Is there a predefined location where an R package could store cached data? The data should persist across sessions. I was thinking about creating a subdirectory of ${R_LIBS_USER}/package_name
, but I'm not sure if this is portable and if this is "allowed" if my package is installed systemwide.
The idea is the following: Create an R script mydata.R
in the data
subdirectory of the package which would be executed by calling data(mydata)
(according to the documentation of data()
). This script would load the data from the internet and cache it, if it hasn't been cached before. (If the data has been cached already, the cache will be used.) In addition, a function will be provided to invalidate the cache and/or to check if a newer version of the data is available online.

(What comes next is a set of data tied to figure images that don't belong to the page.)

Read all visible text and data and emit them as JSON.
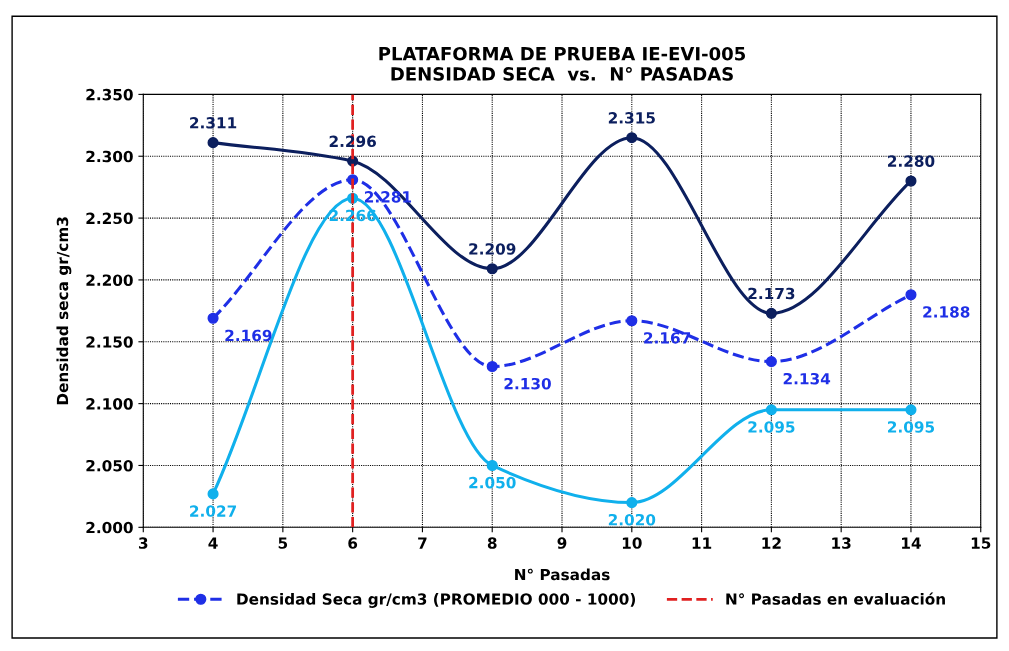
{
  "chart_data": {
    "type": "line",
    "title": "PLATAFORMA DE PRUEBA IE-EVI-005\nDENSIDAD SECA  vs.  N° PASADAS",
    "xlabel": "N° Pasadas",
    "ylabel": "Densidad seca gr/cm3",
    "x": [
      4,
      6,
      8,
      10,
      12,
      14
    ],
    "series": [
      {
        "color": "#0c1f5e",
        "values": [
          2.311,
          2.296,
          2.209,
          2.315,
          2.173,
          2.28
        ],
        "value_labels": [
          "2.311",
          "2.296",
          "2.209",
          "2.315",
          "2.173",
          "2.280"
        ]
      },
      {
        "name": "Densidad Seca gr/cm3 (PROMEDIO 000 - 1000)",
        "color": "#1f2fe6",
        "line_style": "dashed",
        "values": [
          2.169,
          2.281,
          2.13,
          2.167,
          2.134,
          2.188
        ],
        "value_labels": [
          "2.169",
          "2.281",
          "2.130",
          "2.167",
          "2.134",
          "2.188"
        ]
      },
      {
        "color": "#10b0ec",
        "values": [
          2.027,
          2.266,
          2.05,
          2.02,
          2.095,
          2.095
        ],
        "value_labels": [
          "2.027",
          "2.266",
          "2.050",
          "2.020",
          "2.095",
          "2.095"
        ]
      }
    ],
    "xlim": [
      3,
      15
    ],
    "xticks": [
      3,
      4,
      5,
      6,
      7,
      8,
      9,
      10,
      11,
      12,
      13,
      14,
      15
    ],
    "ylim": [
      2.0,
      2.35
    ],
    "yticks": [
      {
        "value": 2.0,
        "label": "2.000"
      },
      {
        "value": 2.05,
        "label": "2.050"
      },
      {
        "value": 2.1,
        "label": "2.100"
      },
      {
        "value": 2.15,
        "label": "2.150"
      },
      {
        "value": 2.2,
        "label": "2.200"
      },
      {
        "value": 2.25,
        "label": "2.250"
      },
      {
        "value": 2.3,
        "label": "2.300"
      },
      {
        "value": 2.35,
        "label": "2.350"
      }
    ],
    "ref_lines": [
      {
        "axis": "x",
        "value": 6,
        "label": "N° Pasadas en evaluación",
        "color": "#e02020",
        "line_style": "dashed"
      }
    ],
    "grid": true,
    "legend": "bottom",
    "marker": "circle",
    "line_style": "solid"
  }
}
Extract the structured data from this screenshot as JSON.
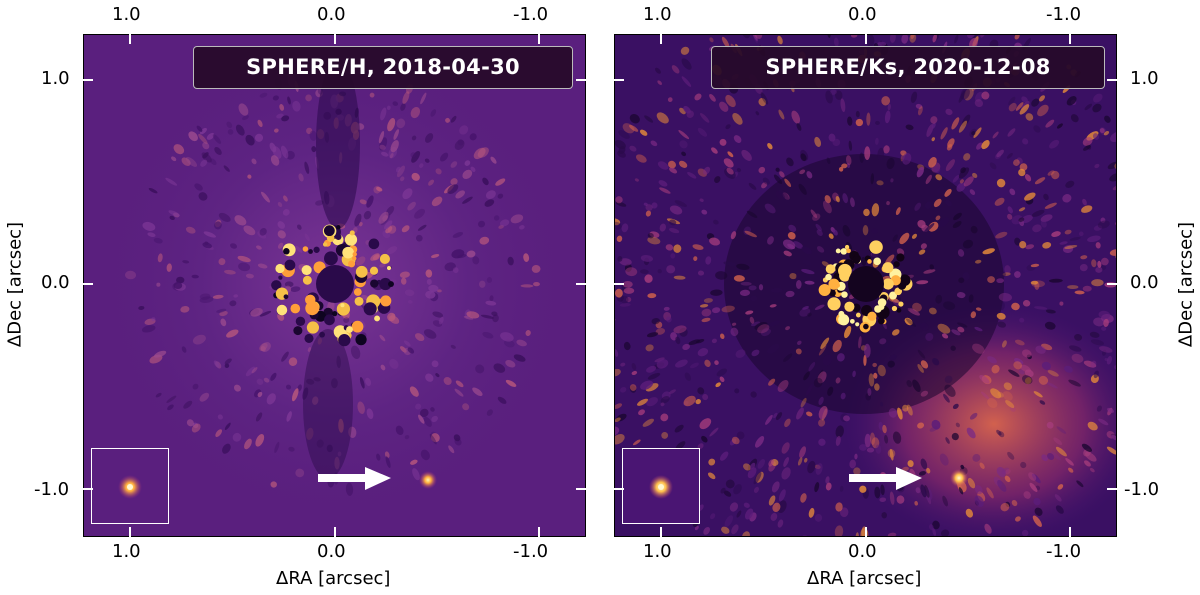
{
  "panels": [
    {
      "title": "SPHERE/H, 2018-04-30",
      "xlabel": "ΔRA [arcsec]",
      "ylabel": "ΔDec [arcsec]",
      "x_ticks": [
        "1.0",
        "0.0",
        "-1.0"
      ],
      "y_ticks": [
        "1.0",
        "0.0",
        "-1.0"
      ]
    },
    {
      "title": "SPHERE/Ks, 2020-12-08",
      "xlabel": "ΔRA [arcsec]",
      "ylabel": "ΔDec [arcsec]",
      "x_ticks": [
        "1.0",
        "0.0",
        "-1.0"
      ],
      "y_ticks": [
        "1.0",
        "0.0",
        "-1.0"
      ]
    }
  ],
  "colors": {
    "colormap": "inferno/magma",
    "arrow": "#ffffff",
    "badge_bg": "#260a28"
  }
}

This is from the documentation of data()
:
Currently, four formats of data files are supported:
files ending ‘.R’ or ‘.r’ are source()d in, with the R working directory changed temporarily to the directory containing the respective file. (data ensures that the utils package is attached, in case it had been run via utils::data.)
...
Indeed, creating a file fortytwo.R
in the data
subdirectory of a package with the following contents:
fortytwo = data.frame(answer=42)
and then executing data(fortytwo)
creates a data frame variable fortytwo
. Now the question is: Where would fortytwo.R
cache the data if it were difficult to compute?

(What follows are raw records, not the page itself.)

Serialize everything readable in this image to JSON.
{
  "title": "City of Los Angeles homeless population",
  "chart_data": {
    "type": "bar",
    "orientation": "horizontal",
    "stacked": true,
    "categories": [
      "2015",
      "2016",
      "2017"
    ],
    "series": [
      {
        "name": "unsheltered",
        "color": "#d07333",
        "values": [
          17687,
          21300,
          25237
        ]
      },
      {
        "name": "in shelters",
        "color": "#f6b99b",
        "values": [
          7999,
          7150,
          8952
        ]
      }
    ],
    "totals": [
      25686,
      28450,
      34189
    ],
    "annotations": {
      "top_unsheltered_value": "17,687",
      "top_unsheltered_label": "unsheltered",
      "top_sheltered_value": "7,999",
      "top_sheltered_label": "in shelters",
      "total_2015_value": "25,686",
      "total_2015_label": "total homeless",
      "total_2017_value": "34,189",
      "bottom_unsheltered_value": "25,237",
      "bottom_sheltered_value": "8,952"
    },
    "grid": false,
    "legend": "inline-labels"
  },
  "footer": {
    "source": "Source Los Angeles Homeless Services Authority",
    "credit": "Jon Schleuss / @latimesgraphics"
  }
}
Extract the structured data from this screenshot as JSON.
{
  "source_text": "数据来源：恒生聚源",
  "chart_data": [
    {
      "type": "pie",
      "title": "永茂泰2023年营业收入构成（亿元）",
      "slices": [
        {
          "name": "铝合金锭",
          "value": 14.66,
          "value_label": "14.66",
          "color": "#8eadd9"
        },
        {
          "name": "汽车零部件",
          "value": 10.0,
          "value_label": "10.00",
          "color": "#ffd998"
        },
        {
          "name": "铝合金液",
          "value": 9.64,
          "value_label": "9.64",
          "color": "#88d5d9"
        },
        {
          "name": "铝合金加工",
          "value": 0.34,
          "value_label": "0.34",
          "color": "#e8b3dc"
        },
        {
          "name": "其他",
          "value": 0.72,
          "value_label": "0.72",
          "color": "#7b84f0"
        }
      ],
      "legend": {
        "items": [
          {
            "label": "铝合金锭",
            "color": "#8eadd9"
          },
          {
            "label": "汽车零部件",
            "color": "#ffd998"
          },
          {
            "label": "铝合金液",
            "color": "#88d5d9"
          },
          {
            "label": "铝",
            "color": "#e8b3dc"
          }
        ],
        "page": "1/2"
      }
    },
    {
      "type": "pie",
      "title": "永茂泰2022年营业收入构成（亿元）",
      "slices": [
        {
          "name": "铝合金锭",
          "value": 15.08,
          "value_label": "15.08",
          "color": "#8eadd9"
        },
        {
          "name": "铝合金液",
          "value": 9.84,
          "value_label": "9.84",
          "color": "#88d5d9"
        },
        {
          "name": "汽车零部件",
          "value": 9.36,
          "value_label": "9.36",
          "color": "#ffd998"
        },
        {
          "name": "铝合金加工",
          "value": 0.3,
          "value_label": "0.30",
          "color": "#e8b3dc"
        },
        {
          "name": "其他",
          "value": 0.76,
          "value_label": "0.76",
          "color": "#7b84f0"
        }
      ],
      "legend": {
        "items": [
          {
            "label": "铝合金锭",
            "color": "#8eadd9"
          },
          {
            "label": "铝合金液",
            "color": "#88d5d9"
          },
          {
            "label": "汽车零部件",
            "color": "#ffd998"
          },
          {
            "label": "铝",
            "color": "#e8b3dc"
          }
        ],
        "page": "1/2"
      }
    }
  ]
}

EDIT: I am thinking about creating two packages: A "data" package that provides the data, and a "code" package that operates on it. The question concerns the "data" package: Where can it store files in a per-user storage so that it is persistent across R sessions and is accessible from different R projects?
Related: Package that downloads data from the internet during installation.
Have you looked at in-memory databases? H2 & Redis have bindings in R via RH2 & rredis- both allow you to share the data across r sessions- till the creating session is alive. in order to have it persisting across non-concurrent sessions, you need to write your data to the disk (assuming you can't re-create it on the fly- that would defeat the purpose of this question), and I believe the data package would be a good option. That way, you could add an update function that initializes everytime you load either package (i.e. if the code package has the right dependencies)
An example is RWeka & RWekaJars packages. Look them up on CRAN, and it should be fairly easy to understand how they work.
There is no absolutely defined location for package-specific persistent caching in R. However, the R.cache package provides an interface for creating and managing cached data. It looks like it could be useful for your scenario.
When users load R.cache (
library(R.cache)
), they get the following prompt:They can then choose to create the cache directory in their home directory, which is presumably persistent, or to create a session-specific directory. If you make your data package depend on R.cache, you could check for the existence of the cached object(s) in its
.onLoad()
hook function and download the data if it isn't there. Alternatively, you could do this in the way suggested in your own question.